Peguemos a questão do lixo.

Grande parte das cidades brasileiras não possui coleta seletiva e consequentemente reciclagem – e se possuem, geralmente um percentual ínfimo do lixo produzido é reaproveitado ou direcionado para a compostagem.

Existem até mesmo municípios que na tentativa da implantação de sistemas de coleta seletiva e reciclagem, sofrem com o completo descaso da população que somente quer desviar o olhar daquilo que não é cômodo.

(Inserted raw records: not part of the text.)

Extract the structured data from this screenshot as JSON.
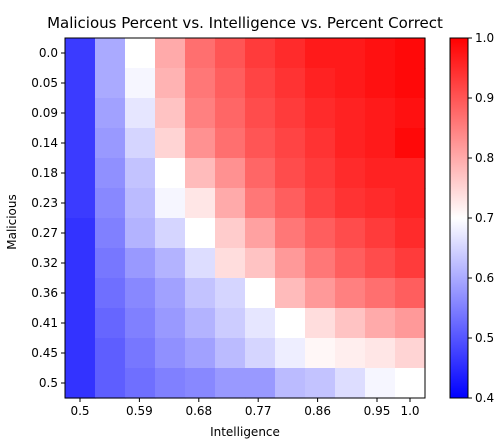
{
  "chart_data": {
    "type": "heatmap",
    "title": "Malicious Percent vs. Intelligence vs. Percent Correct",
    "xlabel": "Intelligence",
    "ylabel": "Malicious",
    "x_tick_labels": [
      "0.5",
      "0.59",
      "0.68",
      "0.77",
      "0.86",
      "0.95",
      "1.0"
    ],
    "y_tick_labels": [
      "0.0",
      "0.05",
      "0.09",
      "0.14",
      "0.18",
      "0.23",
      "0.27",
      "0.32",
      "0.36",
      "0.41",
      "0.45",
      "0.5"
    ],
    "colorbar": {
      "range": [
        0.4,
        1.0
      ],
      "tick_labels": [
        "1.0",
        "0.9",
        "0.8",
        "0.7",
        "0.6",
        "0.5",
        "0.4"
      ],
      "colormap": "bwr"
    },
    "grid": false,
    "values": [
      [
        0.47,
        0.6,
        0.7,
        0.8,
        0.87,
        0.9,
        0.93,
        0.95,
        0.97,
        0.97,
        0.98,
        0.99
      ],
      [
        0.47,
        0.6,
        0.69,
        0.79,
        0.86,
        0.89,
        0.92,
        0.94,
        0.96,
        0.97,
        0.98,
        0.99
      ],
      [
        0.47,
        0.59,
        0.67,
        0.77,
        0.85,
        0.88,
        0.91,
        0.93,
        0.95,
        0.96,
        0.97,
        0.98
      ],
      [
        0.47,
        0.58,
        0.65,
        0.75,
        0.83,
        0.87,
        0.9,
        0.92,
        0.94,
        0.96,
        0.97,
        0.99
      ],
      [
        0.47,
        0.57,
        0.63,
        0.7,
        0.78,
        0.83,
        0.88,
        0.91,
        0.93,
        0.95,
        0.96,
        0.96
      ],
      [
        0.47,
        0.56,
        0.62,
        0.69,
        0.73,
        0.8,
        0.86,
        0.89,
        0.92,
        0.94,
        0.95,
        0.96
      ],
      [
        0.46,
        0.55,
        0.61,
        0.65,
        0.7,
        0.76,
        0.81,
        0.86,
        0.89,
        0.91,
        0.93,
        0.95
      ],
      [
        0.46,
        0.54,
        0.58,
        0.61,
        0.66,
        0.74,
        0.77,
        0.82,
        0.86,
        0.89,
        0.91,
        0.93
      ],
      [
        0.46,
        0.53,
        0.56,
        0.59,
        0.63,
        0.65,
        0.7,
        0.78,
        0.82,
        0.85,
        0.87,
        0.89
      ],
      [
        0.46,
        0.52,
        0.55,
        0.58,
        0.61,
        0.64,
        0.67,
        0.7,
        0.74,
        0.77,
        0.8,
        0.82
      ],
      [
        0.46,
        0.51,
        0.54,
        0.57,
        0.59,
        0.62,
        0.65,
        0.68,
        0.71,
        0.72,
        0.73,
        0.75
      ],
      [
        0.46,
        0.51,
        0.53,
        0.55,
        0.56,
        0.58,
        0.58,
        0.62,
        0.63,
        0.66,
        0.69,
        0.7
      ]
    ]
  }
}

Mas quando surge o debate sobre o assunto, os “opinudos” falam que isso é culpa do prefeito, do bispo, do cachorro da vizinha, mas nunca da sua escassa preocupação com o futuro – que irá se refletir diretamente na vida dos seus filhos, por exemplo.

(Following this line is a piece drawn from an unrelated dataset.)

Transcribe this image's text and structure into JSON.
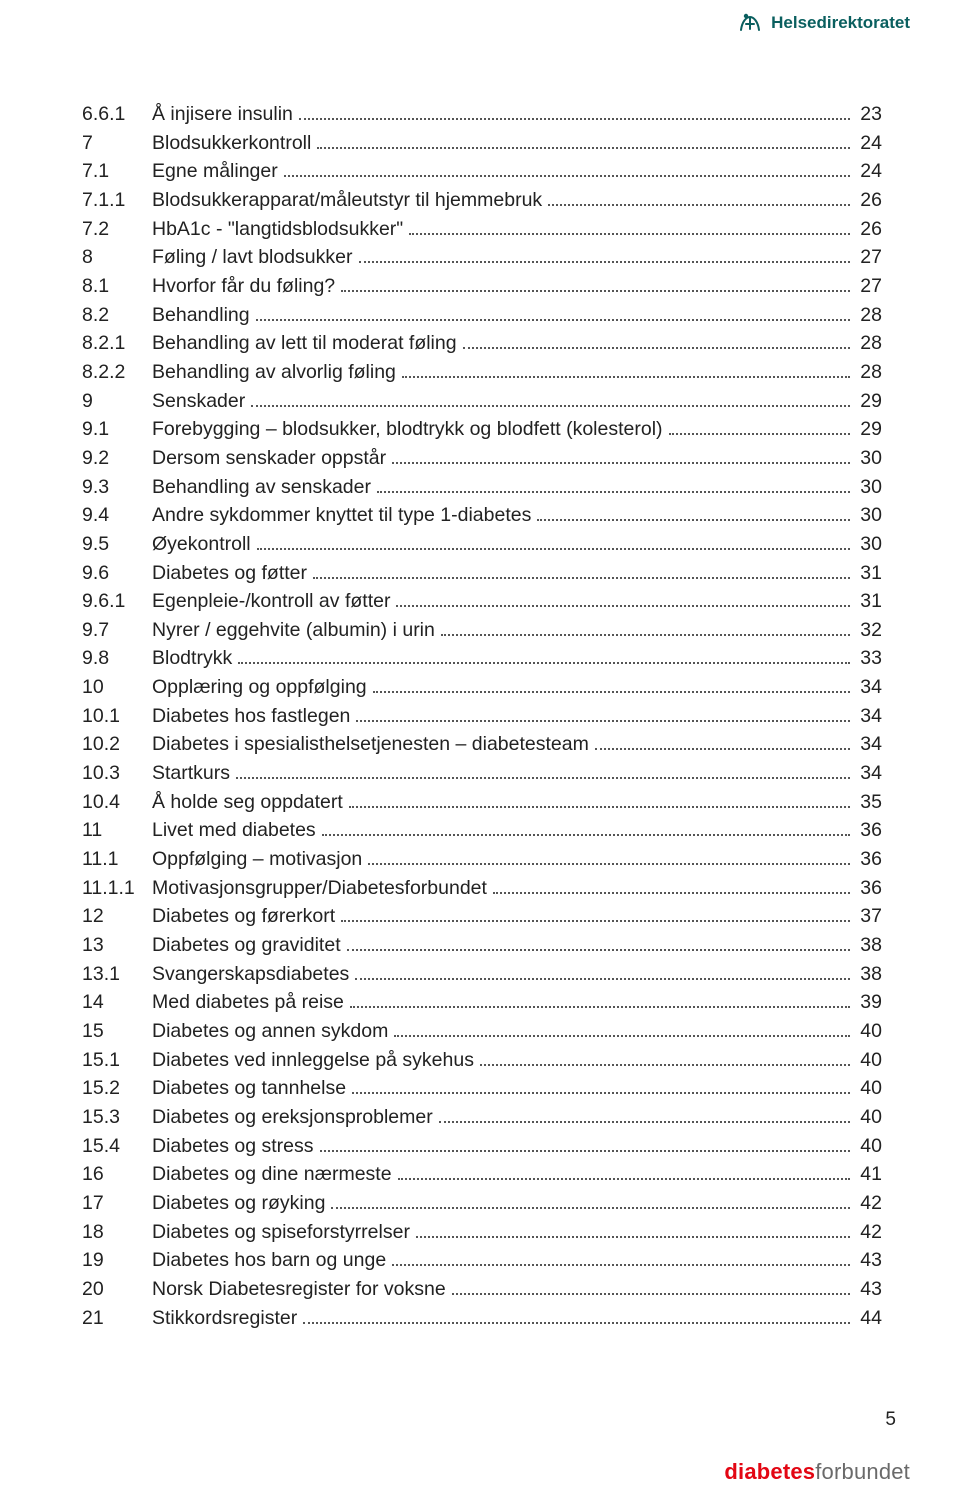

O pior é que a maioria das empresas que dizem adotar políticas de responsabilidade social age de forma idêntica – proporcionando a replicação de um discurso predatório absolutamente infame.

Continuaremos tapando o sol com a peneira, achando que nada temos a ver com a água, com o solo, com a atmosfera – e demonstrando anseios ambientais apenas quando a situação estiver próxima do puro caos?

Às vezes penso que agimos coletivamente como um sujeito autodestrutivo: sabemos que as coisas estão erradas e, para não sairmos da nossa zona de conforto, do mundinho construído por nossa viseira de cavalo, fazemos de tudo para travar possibilidades de mudança a partir de um lento e gradativo processo de suicídio.

Pulsão de morte planetária, muito certamente.

Não é à toa que o crack é a droga que representa nosso atual estágio civilizatório zumbificado pelo consumo e principalmente pelo egoísmo.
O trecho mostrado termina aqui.